Теано обиженно занялась своей тарелкой, раскапывая вилкой остатки рыбы. Когда тетушка предложила пить кофе в комнате с большим окном, она, надувшись, отказалась, заявила, что ей совершенно необходимо написать письмо, и удалилась.

— Тяжелый ребенок, — вздохнула ее тетя. — Семнадцати лет она сбежала из интерната в Монтрё, куда я ее отдала.

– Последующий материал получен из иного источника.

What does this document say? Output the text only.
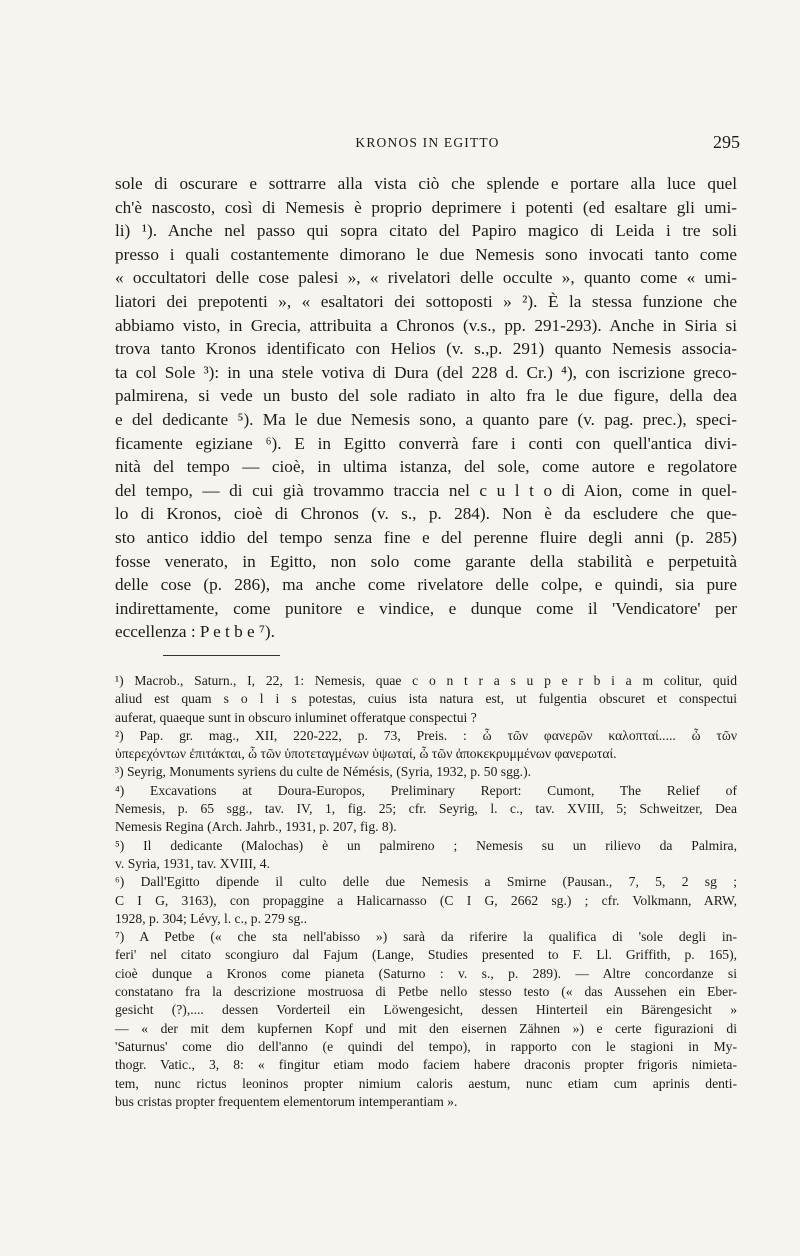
KRONOS IN EGITTO	295
sole di oscurare e sottrarre alla vista ciò che splende e portare alla luce quel
ch'è nascosto, così di Nemesis è proprio deprimere i potenti (ed esaltare gli umi-
li) ¹). Anche nel passo qui sopra citato del Papiro magico di Leida i tre soli
presso i quali costantemente dimorano le due Nemesis sono invocati tanto come
« occultatori delle cose palesi », « rivelatori delle occulte », quanto come « umi-
liatori dei prepotenti », « esaltatori dei sottoposti » ²). È la stessa funzione che
abbiamo visto, in Grecia, attribuita a Chronos (v.s., pp. 291-293). Anche in Siria si
trova tanto Kronos identificato con Helios (v. s.,p. 291) quanto Nemesis associa-
ta col Sole ³): in una stele votiva di Dura (del 228 d. Cr.) ⁴), con iscrizione greco-
palmirena, si vede un busto del sole radiato in alto fra le due figure, della dea
e del dedicante ⁵). Ma le due Nemesis sono, a quanto pare (v. pag. prec.), speci-
ficamente egiziane ⁶). E in Egitto converrà fare i conti con quell'antica divi-
nità del tempo — cioè, in ultima istanza, del sole, come autore e regolatore
del tempo, — di cui già trovammo traccia nel c u l t o di Aion, come in quel-
lo di Kronos, cioè di Chronos (v. s., p. 284). Non è da escludere che que-
sto antico iddio del tempo senza fine e del perenne fluire degli anni (p. 285)
fosse venerato, in Egitto, non solo come garante della stabilità e perpetuità
delle cose (p. 286), ma anche come rivelatore delle colpe, e quindi, sia pure
indirettamente, come punitore e vindice, e dunque come il 'Vendicatore' per
eccellenza : P e t b e ⁷).
¹) Macrob., Saturn., I, 22, 1: Nemesis, quae c o n t r a s u p e r b i a m colitur, quid
aliud est quam s o l i s potestas, cuius ista natura est, ut fulgentia obscuret et conspectui
auferat, quaeque sunt in obscuro inluminet offeratque conspectui ?
²) Pap. gr. mag., XII, 220-222, p. 73, Preis. : ὦ τῶν φανερῶν καλοπταί..... ὦ τῶν
ὑπερεχόντων ἐπιτάκται, ὦ τῶν ὑποτεταγμένων ὑψωταί, ὦ τῶν ἀποκεκρυμμένων φανερωταί.
³) Seyrig, Monuments syriens du culte de Némésis, (Syria, 1932, p. 50 sgg.).
⁴) Excavations at Doura-Europos, Preliminary Report: Cumont, The Relief of
Nemesis, p. 65 sgg., tav. IV, 1, fig. 25; cfr. Seyrig, l. c., tav. XVIII, 5; Schweitzer, Dea
Nemesis Regina (Arch. Jahrb., 1931, p. 207, fig. 8).
⁵) Il dedicante (Malochas) è un palmireno ; Nemesis su un rilievo da Palmira,
v. Syria, 1931, tav. XVIII, 4.
⁶) Dall'Egitto dipende il culto delle due Nemesis a Smirne (Pausan., 7, 5, 2 sg ;
C I G, 3163), con propaggine a Halicarnasso (C I G, 2662 sg.) ; cfr. Volkmann, ARW,
1928, p. 304; Lévy, l. c., p. 279 sg..
⁷) A Petbe (« che sta nell'abisso ») sarà da riferire la qualifica di 'sole degli in-
feri' nel citato scongiuro dal Fajum (Lange, Studies presented to F. Ll. Griffith, p. 165),
cioè dunque a Kronos come pianeta (Saturno : v. s., p. 289). — Altre concordanze si
constatano fra la descrizione mostruosa di Petbe nello stesso testo (« das Aussehen ein Eber-
gesicht (?),.... dessen Vorderteil ein Löwengesicht, dessen Hinterteil ein Bärengesicht »
— « der mit dem kupfernen Kopf und mit den eisernen Zähnen ») e certe figurazioni di
'Saturnus' come dio dell'anno (e quindi del tempo), in rapporto con le stagioni in My-
thogr. Vatic., 3, 8: « fingitur etiam modo faciem habere draconis propter frigoris nimieta-
tem, nunc rictus leoninos propter nimium caloris aestum, nunc etiam cum aprinis denti-
bus cristas propter frequentem elementorum intemperantiam ».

Тогда-то я еще думала, что из нее может выйти толк, но не отваживалась слишком уж решительно обходиться с дочерью брата, по-моему, это — предвзятость и зазнайство. У нее темперамент и честолюбие артистки, но, к сожалению… — Г-жа Сампротти огорченно свернула салфетку. — Вам хорошо живется в «Лягушке»?

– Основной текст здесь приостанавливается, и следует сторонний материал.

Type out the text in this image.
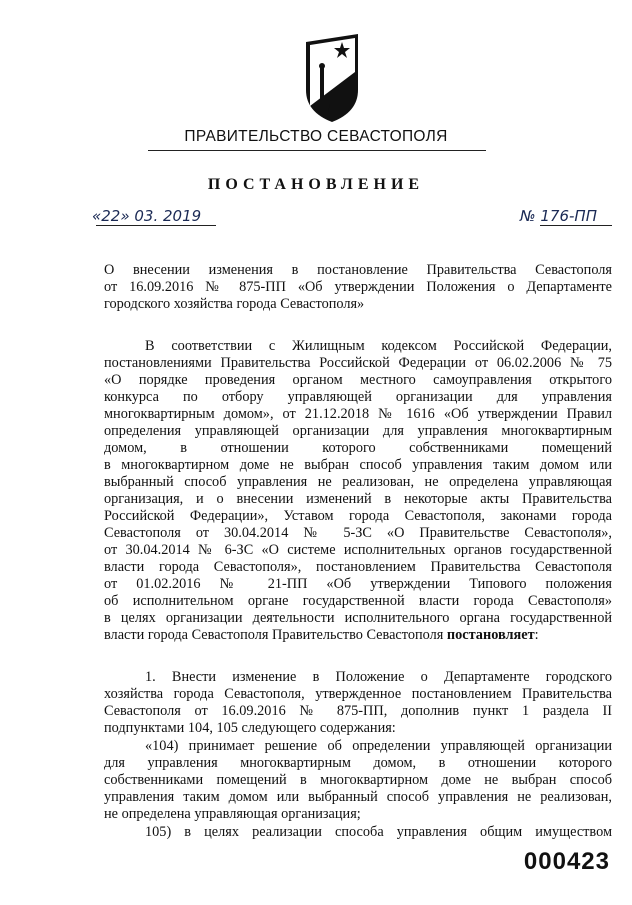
ПРАВИТЕЛЬСТВО СЕВАСТОПОЛЯ
ПОСТАНОВЛЕНИЕ
«22» 03. 2019	№ 176-ПП
О внесении изменения в постановление Правительства Севастополя
от 16.09.2016 № 875-ПП «Об утверждении Положения о Департаменте
городского хозяйства города Севастополя»
В соответствии с Жилищным кодексом Российской Федерации,
постановлениями Правительства Российской Федерации от 06.02.2006 № 75
«О порядке проведения органом местного самоуправления открытого
конкурса по отбору управляющей организации для управления
многоквартирным домом», от 21.12.2018 № 1616 «Об утверждении Правил
определения управляющей организации для управления многоквартирным
домом, в отношении которого собственниками помещений
в многоквартирном доме не выбран способ управления таким домом или
выбранный способ управления не реализован, не определена управляющая
организация, и о внесении изменений в некоторые акты Правительства
Российской Федерации», Уставом города Севастополя, законами города
Севастополя от 30.04.2014 № 5-ЗС «О Правительстве Севастополя»,
от 30.04.2014 № 6-ЗС «О системе исполнительных органов государственной
власти города Севастополя», постановлением Правительства Севастополя
от 01.02.2016 № 21-ПП «Об утверждении Типового положения
об исполнительном органе государственной власти города Севастополя»
в целях организации деятельности исполнительного органа государственной
власти города Севастополя Правительство Севастополя постановляет:
1. Внести изменение в Положение о Департаменте городского
хозяйства города Севастополя, утвержденное постановлением Правительства
Севастополя от 16.09.2016 № 875-ПП, дополнив пункт 1 раздела II
подпунктами 104, 105 следующего содержания:
«104) принимает решение об определении управляющей организации
для управления многоквартирным домом, в отношении которого
собственниками помещений в многоквартирном доме не выбран способ
управления таким домом или выбранный способ управления не реализован,
не определена управляющая организация;
105) в целях реализации способа управления общим имуществом
000423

— Славные люди, но слишком нерасторопные, — ответил Симон. — Комнаты очень душные, а еда — отвратительная. По всему видно, что их время прошло. Хозяин целыми днями торчит у ворот, глазеет, вечерами же бродит по пустому дому, как потерявшаяся собака, а из дому даже мыши сбежали. Он по-прежнему считает свою «Лягушку» лучшей гостиницей на площади, забывая, что теперь она там единственная.

— Весьма прискорбно, — кивнула Саломе Сампротти. — Я не имею ничего против хозяина. Но все же ему приходится не так туго, как хозяевам остальных гостиниц в Пантикозе, которые давно опоздали на последний поезд. У него обедают почти все одинокие холостяки города, зимой же он иногда сдает комнаты и так держится на плаву.

— То есть вы считаете?..

— Разумеется. — Г-жа Сампротти задумчиво крутила кольцо со скарабеем на указательном пальце правой руки. — У меня достаточно свободных комнат, чтобы поселить вас, г-на барона и Джузеппе. Если — я исхожу из того, что ваш отъезд откладывается на неопределенное время — барон Кройц-Квергейм так же недоволен «Лягушкой», как вы, то предложите ему переселиться на время пребывания в Пантикозе ко мне. Первые годы, когда поток отдыхающих еще не совсем иссяк, я всегда сдавала часть дома курортникам и туристам. Не стану скрывать, что небольшой дополнительный доход был бы мне по некоторым причинам весьма кстати…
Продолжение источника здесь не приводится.